In [1]:
# Scientific libraries
import numpy as np
import scipy.stats as stats

%matplotlib notebook
import matplotlib.pyplot as plt
from jupyterthemes import jtplot
jtplot.style(context='talk', fscale=1,grid=False)
import seaborn as sns
from vapeplot import vapeplot
#vapeplot.set_palette('cool')

np.random.seed(3453532)

from data_generator import NormalData, TData
from fitting import NormalFit, NormalSigmaFit, NormalSysFit, TFit

purple = "#FF25DE"
green = "#25FF60"
yellow='#FFF97C'
blue="#36CBFB"

# Systematics

We often deal with systematics in astrophysics. But what does this mean? Unfortunately, it can mean different things to different people. However, we generally accept it as "the model is wrong." But what part of the model? Why do we "fix" systematics by inflating the errors? The real problem comes in with the defintion of "error."

When we say error, we typically are refering the the $\sigma$ parameter of the normal distribution. This defines the innermost region of the normal distribution that contains 68% of the probabilty or area under the curve.

In [14]:
fig, ax = plt.subplots()

xplot = np.linspace(-5,5,100)

yplot = stats.norm.pdf(xplot)

ax.plot(xplot,yplot,color=purple)


fig.savefig('gauss.pdf', bbox_inches='tight')

<IPython.core.display.Javascript object>

In [20]:
fig, ax = plt.subplots()

xplot = np.linspace(-5,5,100)

yplot = stats.norm.pdf(xplot)

ax.plot(xplot,yplot,color=purple)

yplot = stats.t.pdf(xplot,df=3)

ax.plot(xplot,yplot,color=green)

fig.savefig('gauss_t.pdf', bbox_inches='tight')

<IPython.core.display.Javascript object>

When we fit for a parameter in a model (I'm assuming we are all Bayesians here), the marginal distribution for that parameter can be used to calculate an N% credible region. The meaning of this credible region is that the true value of that parameter lies has an N% probabilty of lying within that region. 

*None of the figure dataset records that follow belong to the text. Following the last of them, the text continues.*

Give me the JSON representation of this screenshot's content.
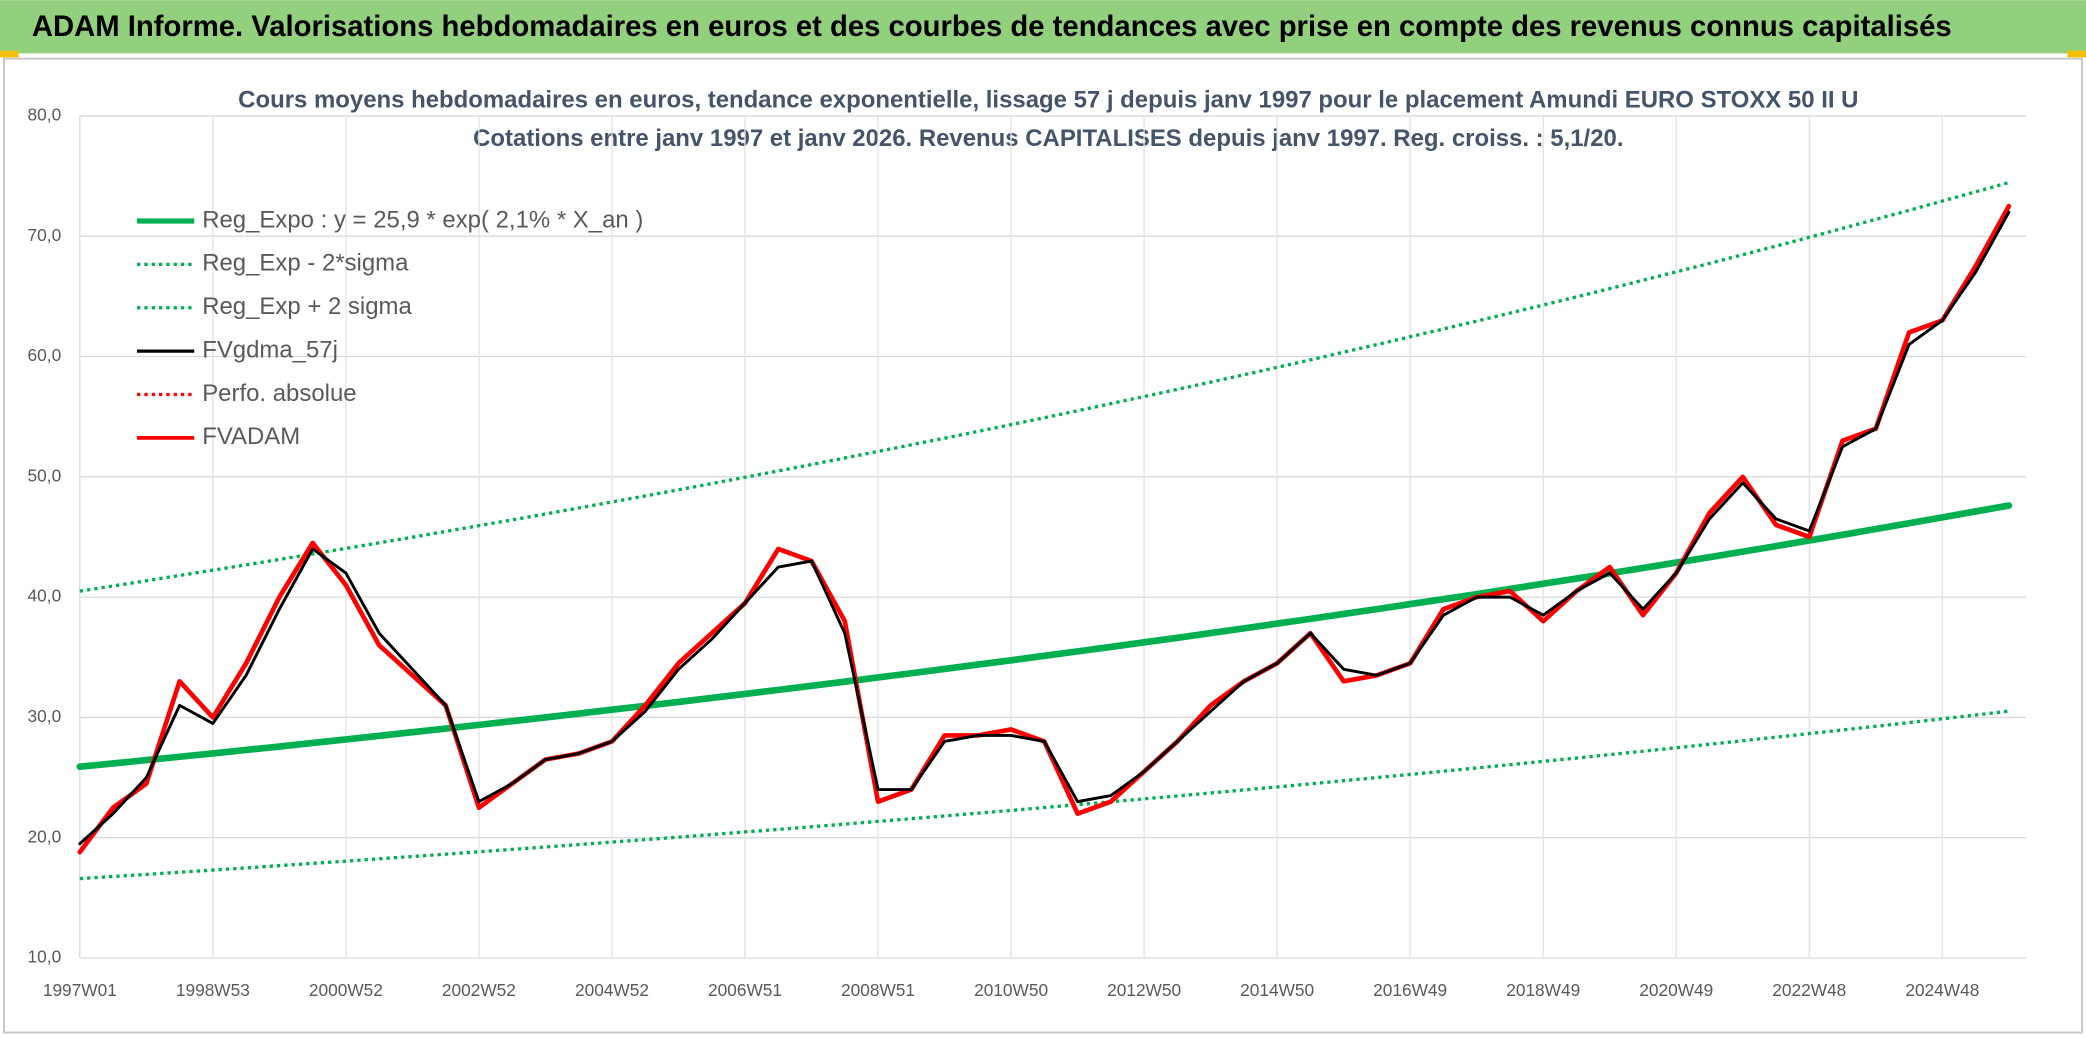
{
  "chart_data": {
    "type": "line",
    "title": "ADAM Informe. Valorisations hebdomadaires en euros et des courbes de tendances avec prise en compte des revenus connus capitalisés",
    "subtitle": [
      "Cours moyens hebdomadaires en euros, tendance exponentielle, lissage 57 j depuis janv 1997 pour le placement Amundi EURO STOXX 50 II U",
      "Cotations entre janv 1997 et janv 2026. Revenus CAPITALISES depuis janv 1997. Reg. croiss. : 5,1/20."
    ],
    "categories": [
      "1997W01",
      null,
      null,
      null,
      "1998W53",
      null,
      null,
      null,
      "2000W52",
      null,
      null,
      null,
      "2002W52",
      null,
      null,
      null,
      "2004W52",
      null,
      null,
      null,
      "2006W51",
      null,
      null,
      null,
      "2008W51",
      null,
      null,
      null,
      "2010W50",
      null,
      null,
      null,
      "2012W50",
      null,
      null,
      null,
      "2014W50",
      null,
      null,
      null,
      "2016W49",
      null,
      null,
      null,
      "2018W49",
      null,
      null,
      null,
      "2020W49",
      null,
      null,
      null,
      "2022W48",
      null,
      null,
      null,
      "2024W48",
      null,
      null
    ],
    "ylim": [
      10,
      80
    ],
    "yticks": [
      {
        "value": 10,
        "label": "10,0"
      },
      {
        "value": 20,
        "label": "20,0"
      },
      {
        "value": 30,
        "label": "30,0"
      },
      {
        "value": 40,
        "label": "40,0"
      },
      {
        "value": 50,
        "label": "50,0"
      },
      {
        "value": 60,
        "label": "60,0"
      },
      {
        "value": 70,
        "label": "70,0"
      },
      {
        "value": 80,
        "label": "80,0"
      }
    ],
    "grid": true,
    "legend": "upper left",
    "series": [
      {
        "name": "Reg_Expo : y = 25,9 * exp( 2,1% *  X_an )",
        "color": "#00b050",
        "style": "solid",
        "values": [
          25.9,
          26.17,
          26.45,
          26.73,
          27.01,
          27.3,
          27.58,
          27.88,
          28.17,
          28.47,
          28.77,
          29.07,
          29.38,
          29.69,
          30.0,
          30.32,
          30.64,
          30.96,
          31.29,
          31.62,
          31.95,
          32.29,
          32.63,
          32.97,
          33.32,
          33.67,
          34.03,
          34.39,
          34.75,
          35.12,
          35.49,
          35.86,
          36.24,
          36.62,
          37.01,
          37.4,
          37.8,
          38.19,
          38.6,
          39.0,
          39.42,
          39.83,
          40.25,
          40.68,
          41.11,
          41.54,
          41.98,
          42.42,
          42.87,
          43.32,
          43.78,
          44.24,
          44.71,
          45.18,
          45.66,
          46.14,
          46.63,
          47.12,
          47.61
        ]
      },
      {
        "name": "Reg_Exp - 2*sigma",
        "color": "#00b050",
        "style": "dotted",
        "values": [
          16.6,
          16.78,
          16.95,
          17.13,
          17.31,
          17.49,
          17.68,
          17.87,
          18.05,
          18.25,
          18.44,
          18.63,
          18.83,
          19.03,
          19.23,
          19.43,
          19.64,
          19.84,
          20.05,
          20.26,
          20.48,
          20.69,
          20.91,
          21.13,
          21.36,
          21.58,
          21.81,
          22.04,
          22.27,
          22.51,
          22.75,
          22.99,
          23.23,
          23.47,
          23.72,
          23.97,
          24.22,
          24.48,
          24.74,
          25.0,
          25.26,
          25.53,
          25.8,
          26.07,
          26.35,
          26.62,
          26.91,
          27.19,
          27.48,
          27.77,
          28.06,
          28.36,
          28.65,
          28.96,
          29.26,
          29.57,
          29.88,
          30.2,
          30.52
        ]
      },
      {
        "name": "Reg_Exp + 2 sigma",
        "color": "#00b050",
        "style": "dotted",
        "values": [
          40.5,
          40.93,
          41.36,
          41.8,
          42.24,
          42.68,
          43.13,
          43.59,
          44.05,
          44.51,
          44.98,
          45.46,
          45.94,
          46.42,
          46.91,
          47.41,
          47.91,
          48.41,
          48.92,
          49.44,
          49.96,
          50.49,
          51.02,
          51.56,
          52.11,
          52.66,
          53.21,
          53.77,
          54.34,
          54.91,
          55.49,
          56.08,
          56.67,
          57.27,
          57.87,
          58.48,
          59.1,
          59.72,
          60.36,
          60.99,
          61.64,
          62.29,
          62.94,
          63.61,
          64.28,
          64.96,
          65.64,
          66.34,
          67.04,
          67.74,
          68.46,
          69.18,
          69.91,
          70.65,
          71.4,
          72.15,
          72.92,
          73.69,
          74.46
        ]
      },
      {
        "name": "FVgdma_57j",
        "color": "#000000",
        "style": "solid",
        "values": [
          19.5,
          22,
          25,
          31,
          29.5,
          33.5,
          39,
          44,
          42,
          37,
          34,
          31,
          23,
          24.5,
          26.5,
          27,
          28,
          30.5,
          34,
          36.5,
          39.5,
          42.5,
          43,
          37,
          24,
          24,
          28,
          28.5,
          28.5,
          28,
          23,
          23.5,
          25.5,
          28,
          30.5,
          33,
          34.5,
          37,
          34,
          33.5,
          34.5,
          38.5,
          40,
          40,
          38.5,
          40.5,
          42,
          39,
          42,
          46.5,
          49.5,
          46.5,
          45.5,
          52.5,
          54,
          61,
          63,
          67,
          72
        ]
      },
      {
        "name": "Perfo. absolue",
        "color": "#ff0000",
        "style": "dotted",
        "values": [
          18.8,
          22.5,
          24.5,
          33,
          30,
          34.5,
          40,
          44.5,
          41,
          36,
          33.5,
          31,
          22.5,
          24.5,
          26.5,
          27,
          28,
          31,
          34.5,
          37,
          39.5,
          44,
          43,
          38,
          23,
          24,
          28.5,
          28.5,
          29,
          28,
          22,
          23,
          25.5,
          28,
          31,
          33,
          34.5,
          37,
          33,
          33.5,
          34.5,
          39,
          40,
          40.5,
          38,
          40.5,
          42.5,
          38.5,
          42,
          47,
          50,
          46,
          45,
          53,
          54,
          62,
          63,
          67.5,
          72.5
        ]
      },
      {
        "name": "FVADAM",
        "color": "#ff0000",
        "style": "solid",
        "values": [
          18.8,
          22.5,
          24.5,
          33,
          30,
          34.5,
          40,
          44.5,
          41,
          36,
          33.5,
          31,
          22.5,
          24.5,
          26.5,
          27,
          28,
          31,
          34.5,
          37,
          39.5,
          44,
          43,
          38,
          23,
          24,
          28.5,
          28.5,
          29,
          28,
          22,
          23,
          25.5,
          28,
          31,
          33,
          34.5,
          37,
          33,
          33.5,
          34.5,
          39,
          40,
          40.5,
          38,
          40.5,
          42.5,
          38.5,
          42,
          47,
          50,
          46,
          45,
          53,
          54,
          62,
          63,
          67.5,
          72.5
        ]
      }
    ]
  }
}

We can take a look at what this means via simulation.

# The Gaussian Line

Let's examine the classic Guassion line. What does this mean? This is a model where some predictors ($x$) are linearly related to predicted values ($y_{\rm latent}$) that have been measured with some Gaussian obscuration leading to observed values ($y_{\rm obs}$). 

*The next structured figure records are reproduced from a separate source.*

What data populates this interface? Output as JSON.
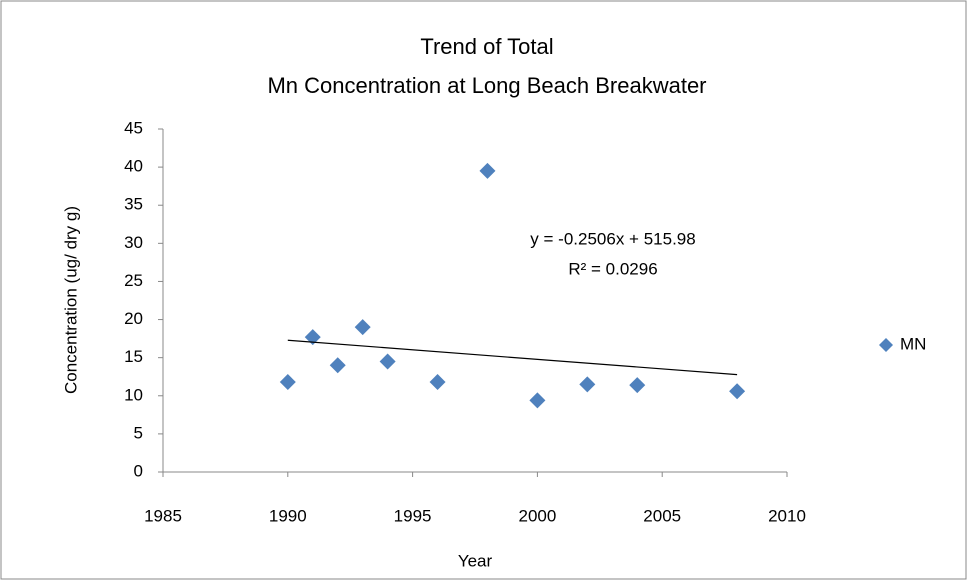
{
  "chart_data": {
    "type": "scatter",
    "title": [
      "Trend of Total",
      "Mn Concentration at Long Beach Breakwater"
    ],
    "x_label": "Year",
    "y_label": "Concentration (ug/ dry g)",
    "series": [
      {
        "name": "MN",
        "color": "#4f81bd",
        "x": [
          1990,
          1991,
          1992,
          1993,
          1994,
          1996,
          1998,
          2000,
          2002,
          2004,
          2008
        ],
        "values": [
          11.8,
          17.7,
          14,
          19,
          14.5,
          11.8,
          39.5,
          9.4,
          11.5,
          11.4,
          10.6
        ]
      }
    ],
    "trendline": {
      "slope": -0.2506,
      "intercept": 515.98,
      "equation": "y = -0.2506x + 515.98",
      "r2_label": "R² = 0.0296"
    },
    "xlim": [
      1985,
      2010
    ],
    "xticks": [
      1985,
      1990,
      1995,
      2000,
      2005,
      2010
    ],
    "ylim": [
      0,
      45
    ],
    "yticks": [
      0,
      5,
      10,
      15,
      20,
      25,
      30,
      35,
      40,
      45
    ],
    "grid": false,
    "legend": "right"
  }
}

$$ y_{\rm latent} = mx +b$$

$$ y_{\rm obs} \sim \mathcal{N}\left(y_{\rm latent}, \sigma\right)$$

Notice I've stayed away from the word "error." Indeed, $m$ and $b$ are parameters of this model, but the scale parameter ($\sigma$) of the Guassian distribution can be as well. Typically in astronomy we know are assume $\sigma$ when our data are Gaussian distributed because in these cases, the data are the result of some other modeling process. We hope that we have the correct $\sigma$, but e.g. poor modeling of the measurement process, can result in poorly estimated $\sigma$.

For now, let's assumed we know $\sigma$ (and that the data are Guassian distributed) and simulate some observations.


In [3]:

data = NormalData(m_latent=2., b_latent=1., sigma =1)

fig =data.plot(with_latent=True,latent_color=green,data_color=purple);
fig.savefig('ndata.pdf',bbox_inches='tight')

<IPython.core.display.Javascript object>

We can plot the simulated data with "error bars," but remember that the data **do not** carry these error bars with them. The data are a result of a generative process of which we have measured a realization.  

We know what values of the line we have simualted, so we can do a fit to see if we recover the true values of the line. The package I've included will generate the data and fit it via Bayesian posterior simulation to recover the marginal distribution of the slope parameter ($m$) assuming we know the true intercept parameter. 

In [4]:
# pass the type of class of the type of data you wnat to generate
# as well as the parameters
m_latent=2
b_latent=1
sigma=1

normal_fit = NormalFit(NormalData,
                       [m_latent,b_latent,sigma]
                      )


normal_fit.perform_fit()

fit = normal_fit.fits[0]

In [5]:
fig = fit.plot(data_color=green,latent_color=purple,fit_color=blue);
fig.savefig('ndata_fit_single.pdf',bbox_inches='tight')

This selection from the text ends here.